Thank you, Gearoid4, I hadn't realised that about KH. As I have said previously, I think there are going to be a lot of people with egg all over their faces when the investigation is finished. I can see the media running up the drainpipes already. Now, I wonder where Mr. O'Dowd has gotten to? He slid in a nasty little one-liner on this post recently, I responded, but he left it. That's the problem with journo's - they just can't take it when it is THEY who are on the receiving end.

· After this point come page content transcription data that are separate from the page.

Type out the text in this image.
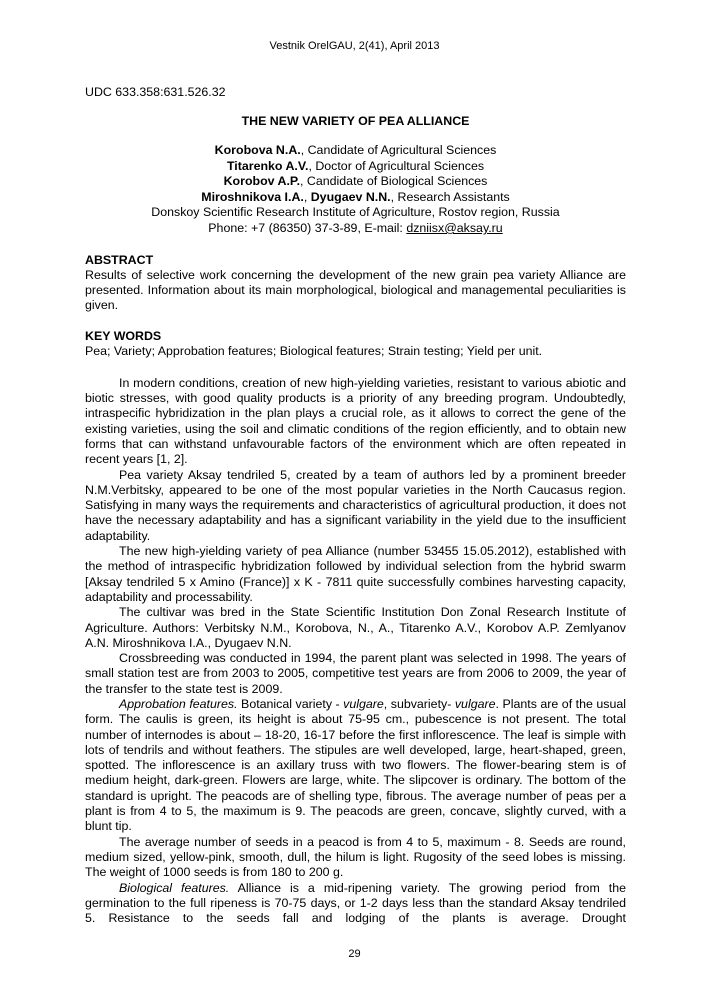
Vestnik OrelGAU, 2(41), April 2013
UDC 633.358:631.526.32
THE NEW VARIETY OF PEA ALLIANCE
Korobova N.A., Candidate of Agricultural Sciences
Titarenko A.V., Doctor of Agricultural Sciences
Korobov A.P., Candidate of Biological Sciences
Miroshnikova I.A., Dyugaev N.N., Research Assistants
Donskoy Scientific Research Institute of Agriculture, Rostov region, Russia
Phone: +7 (86350) 37-3-89, E-mail: dzniisx@aksay.ru
ABSTRACT

Results of selective work concerning the development of the new grain pea variety Alliance are presented. Information about its main morphological, biological and managemental peculiarities is given.

KEY WORDS

Pea; Variety; Approbation features; Biological features; Strain testing; Yield per unit.

In modern conditions, creation of new high-yielding varieties, resistant to various abiotic and biotic stresses, with good quality products is a priority of any breeding program. Undoubtedly, intraspecific hybridization in the plan plays a crucial role, as it allows to correct the gene of the existing varieties, using the soil and climatic conditions of the region efficiently, and to obtain new forms that can withstand unfavourable factors of the environment which are often repeated in recent years [1, 2].

Pea variety Aksay tendriled 5, created by a team of authors led by a prominent breeder N.M.Verbitsky, appeared to be one of the most popular varieties in the North Caucasus region. Satisfying in many ways the requirements and characteristics of agricultural production, it does not have the necessary adaptability and has a significant variability in the yield due to the insufficient adaptability.

The new high-yielding variety of pea Alliance (number 53455 15.05.2012), established with the method of intraspecific hybridization followed by individual selection from the hybrid swarm [Aksay tendriled 5 x Amino (France)] x K - 7811 quite successfully combines harvesting capacity, adaptability and processability.

The cultivar was bred in the State Scientific Institution Don Zonal Research Institute of Agriculture. Authors: Verbitsky N.M., Korobova, N., A., Titarenko A.V., Korobov A.P. Zemlyanov A.N. Miroshnikova I.A., Dyugaev N.N.

Crossbreeding was conducted in 1994, the parent plant was selected in 1998. The years of small station test are from 2003 to 2005, competitive test years are from 2006 to 2009, the year of the transfer to the state test is 2009.

Approbation features. Botanical variety - vulgare, subvariety- vulgare. Plants are of the usual form. The caulis is green, its height is about 75-95 cm., pubescence is not present. The total number of internodes is about – 18-20, 16-17 before the first inflorescence. The leaf is simple with lots of tendrils and without feathers. The stipules are well developed, large, heart-shaped, green, spotted. The inflorescence is an axillary truss with two flowers. The flower-bearing stem is of medium height, dark-green. Flowers are large, white. The slipcover is ordinary. The bottom of the standard is upright. The peacods are of shelling type, fibrous. The average number of peas per a plant is from 4 to 5, the maximum is 9. The peacods are green, concave, slightly curved, with a blunt tip.

The average number of seeds in a peacod is from 4 to 5, maximum - 8. Seeds are round, medium sized, yellow-pink, smooth, dull, the hilum is light. Rugosity of the seed lobes is missing. The weight of 1000 seeds is from 180 to 200 g.

Biological features. Alliance is a mid-ripening variety. The growing period from the germination to the full ripeness is 70-75 days, or 1-2 days less than the standard Aksay tendriled 5. Resistance to the seeds fall and lodging of the plants is average. Drought

29
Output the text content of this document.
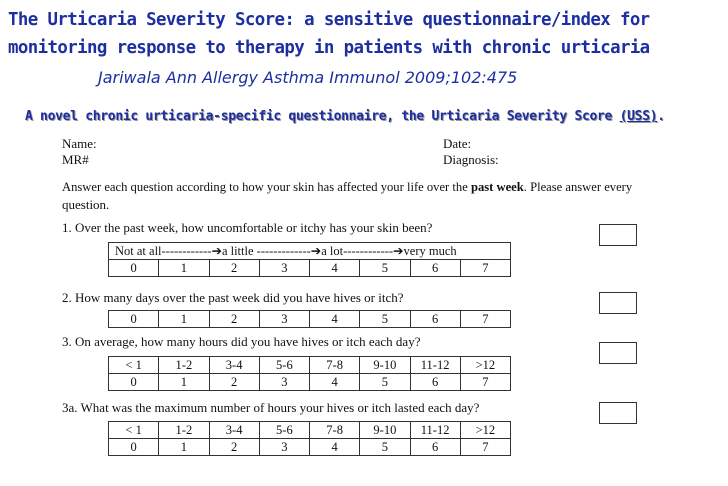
The Urticaria Severity Score: a sensitive questionnaire/index for
monitoring response to therapy in patients with chronic urticaria
Jariwala Ann Allergy Asthma Immunol 2009;102:475
Name:
MR#
Date:
Diagnosis:
Answer each question according to how your skin has affected your life over the past week. Please answer every
question.
1. Over the past week, how uncomfortable or itchy has your skin been?
Not at all------------➔a little -------------➔a lot------------➔very much
0	1	2	3	4	5	6	7
2. How many days over the past week did you have hives or itch?
0	1	2	3	4	5	6	7
3. On average, how many hours did you have hives or itch each day?
< 1	1-2	3-4	5-6	7-8	9-10	11-12	>12
0	1	2	3	4	5	6	7
3a. What was the maximum number of hours your hives or itch lasted each day?
< 1	1-2	3-4	5-6	7-8	9-10	11-12	>12
0	1	2	3	4	5	6	7
A novel chronic urticaria-specific questionnaire, the Urticaria Severity Score (USS).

@Seano, Far from being a "beaten man", I will repeat my argument again which I have already stated several times, for your erudition and that of others, there is no toss-up between a pregnant woman's life on one hand and the fetus/embryo on the other(both have equal value), as a medical team should do all in their power to save the life of the mother(and baby if possible). There is nothing preventing doctors in Catholic ethics from directly intervening to save the life of the mother(and in some instances the child in the womb may die as an unintended consequence which is very tragic and is accommodated again within the Catholic medical ethos). There has been an interesting update on the "Savita" case, as it has been revealed that the Irish Times journalist, namely Kitty Holland had let the cat out of the bag with respect to the original claim(somewhat spurious to begin with) that the husband of Savita, Praveen had requested abortion to save his wife. When radio interviewer Marc Coleman of Newstalk 106, asked her, “You’re satisfied that he did request a termination?” Holland responded, “Oh, I’m not satisfied of anything.” This journalist had put a disclaimer in the English newspaper "The Observer" with regard to her account of the story there, to the effect that “The fact that Savita had been refused a termination was a factor in her death has yet to be established” which differed somewhat from her initial story in the "Irish Times" on November 14th, some days before that an abortion was definitely requested. Holland in stuttering fashion tried to paint Praveen as the source of this discrepancy as he got his timelines a "little muddled". It looks like some interesting developments have yet to unfold regarding this case.
Gearoid4 please answer the question.Your silence is deafening. Have you retired from the conversation a beaten man??
GavinE, your 3.55am post is excellent. Yes, it's really always about the "source" and never about the application of intelligence with the bitter anti-Catholics on here. As a published author I am greatly amused at the ease with which an illiterate Irish woman with a criminal background and history of lying could dupe 400,000 gullible souls desperate to affirm any nonsense that furthers their cause.
Oh, I see, anglo-norman, you think the Republican Party is involved in a "War on Women". What a Total Goofball you are. Now, don't get angry, Son. Remember, meditation, tranquility, apple blossom, jingle bells, falling petals. There now, sleep, Son, sleep ............
It does not matter who told the truth and who might have lied in Savita's case. Her case points up the inherent problem in Irish law, which remains problematic whatever the outcome of the inquiry into Savita Halappanavar's treatment in the Galway hospital. The problem lies in the "equal right to life" wording of section 40.3.3 of the Irish Constitution and in the 1861 law's section on abortion. These must be repealed. Savita's case, like other cases in which abortion is necessary to save one life and results in no unavoidable death, shows why it is not possible in practice, not at all "practicable," to save either life when medical treatment is constrained by the "equal" right of two: the pregnant woman and a non-viable foetus. A four-month foetus acquires stand-in advocates-- physicians, psychiatrists, and churchmen-- who effectively nullify the "equal right" of women in crisis pregnancy by their insistence on not killing the dying foetus by aborting it. Section 40.3.3 functions to mask, with a pious pretense of "equality," the same "let women die" approach that the GOP has taken to US abortion law in its war on women.
Well said, Mike Roe. Totally with you.